L'actualité du livre
Bande dessinéeet Aventure  

Corto Maltese en Sibérie
de Hugo Pratt
Casterman 2001 /  22.9 €- 150  ffr. / 128 pages
ISBN : 2-203-34422-9
FORMAT : 23 X 31

Oulan Bator avant l’heure

Le plus désagréable dans l'art contemporain, depuis un demi siècle, c'est l’impossibilité de le lire sans s'être auparavant farci la moitié de l'oeuvre de Heidegger. C'est une des chances qui ont permis à la bande dessinée de s'imposer comme le grand art graphique populaire du siècle précédent : le génie, ou plus souvent le talent, s'y offrant au tout venant, fût-il à demi illettré, sans passer par l'intermédiaire d'un musée ni d'une grille d'interprétation.

On pourrait pourtant voir dans Corto Maltese, maintenant que Pratt est mort, un héros heideggerien. Pour dire les choses plus simplement, constatons que Corto, refusant l'inauthenticité d'une vie banale, choisit en permanence de vivre dans le souci. Héros post-moderne donc, et non plus héros romantique, non pas en quête d'un idéal, mais se projetant sans cesse dans cette attente de la mort, comme "possibilité absolument propre, inconditionnelle, indépassable"(L'Etre et le temps). Ne le voudrait-il pas que son double diabolique, Raspoutine, le lui rappellerait sans cesse ("j'aurais pu te tuer", lui fait-il remarquer à chacune de leurs rencontres).

C'est à cette façon radicalement nouvelle - pour un héros de bande dessinée - de s'inscrire dans le temps que le "gentilhomme de fortune" doit sa place particulière dans la mythologie du XXe siècle.
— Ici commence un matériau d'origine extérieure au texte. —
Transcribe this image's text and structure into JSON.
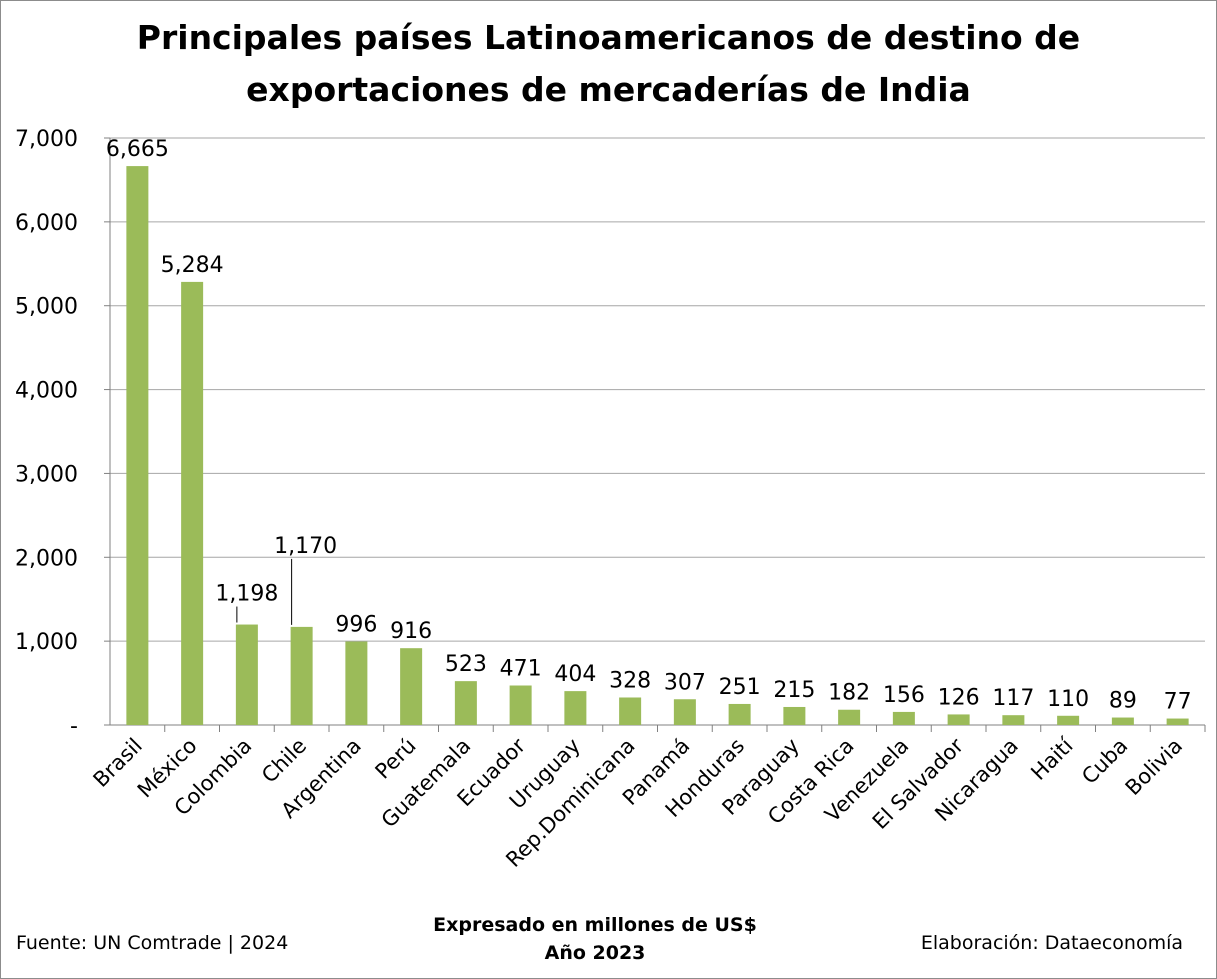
{
  "chart_data": {
    "type": "bar",
    "title": [
      "Principales países Latinoamericanos de destino de",
      "exportaciones de mercaderías de India"
    ],
    "categories": [
      "Brasil",
      "México",
      "Colombia",
      "Chile",
      "Argentina",
      "Perú",
      "Guatemala",
      "Ecuador",
      "Uruguay",
      "Rep.Dominicana",
      "Panamá",
      "Honduras",
      "Paraguay",
      "Costa Rica",
      "Venezuela",
      "El Salvador",
      "Nicaragua",
      "Haití",
      "Cuba",
      "Bolivia"
    ],
    "values": [
      6665,
      5284,
      1198,
      1170,
      996,
      916,
      523,
      471,
      404,
      328,
      307,
      251,
      215,
      182,
      156,
      126,
      117,
      110,
      89,
      77
    ],
    "data_labels": [
      "6,665",
      "5,284",
      "1,198",
      "1,170",
      "996",
      "916",
      "523",
      "471",
      "404",
      "328",
      "307",
      "251",
      "215",
      "182",
      "156",
      "126",
      "117",
      "110",
      "89",
      "77"
    ],
    "ylim": [
      0,
      7000
    ],
    "yticks": [
      0,
      1000,
      2000,
      3000,
      4000,
      5000,
      6000,
      7000
    ],
    "ytick_labels": [
      "-",
      "1,000",
      "2,000",
      "3,000",
      "4,000",
      "5,000",
      "6,000",
      "7,000"
    ],
    "xlabel": "",
    "ylabel": "",
    "grid": true,
    "bar_color": "#9bbb59",
    "gridline_color": "#a6a6a6",
    "subtitle": [
      "Expresado en millones de US$",
      "Año 2023"
    ]
  },
  "footer": {
    "source": "Fuente: UN Comtrade | 2024",
    "author": "Elaboración: Dataeconomía"
  }
}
Le temps pour lui n'est plus une donnée imposée de l'extérieur et passivement subie, pas plus qu'il ne se parcourrait, image déformée de l'espace, dans une quête sans fin d'aventures. L'existence de Corto est historicité, et c'est bien pour cela que l'histoire officielle n'a conservé aucune trace de lui : il n'en est pas un acteur, il est l'Histoire.

Et comme chacun sait, celle-ci ne ressert jamais deux fois le même plat. Ce que Casterman, gestionnaire avisé de son fonds de commerce, oublie judicieusement en nous proposant cette réédition de Corto Maltese en Sibérie (1979). Le prétexte de la mise en couleurs ­ habile mais tellement incongrue face aux planches conçues en noir et blanc par Pratt - est difficilement recevable. La couverture se garde d'ailleurs bien d'être coloriée. Les 19 pages de préface, en revanche, superbement illustrées d'aquarelles originales et de documents d'époque, justifie pleinement cette luxueuse édition. On y constatera donc, photos à l'appui, que les partenaires de Corto dans cette partie de campagne mongolienne ont, eux, laissé des traces ­ et leurs portraits ­ dans l'histoire. Ils ont pour nom Ungern-Sternberg, Soukhé Bator, Kolchak ou Semenov. Baron balte, bolchevique, amiral ou attaman des cosaques, tous ils ont écrit une page nouvelle et confusément héroïque de l'histoire. Corto, seul, l'a vécue.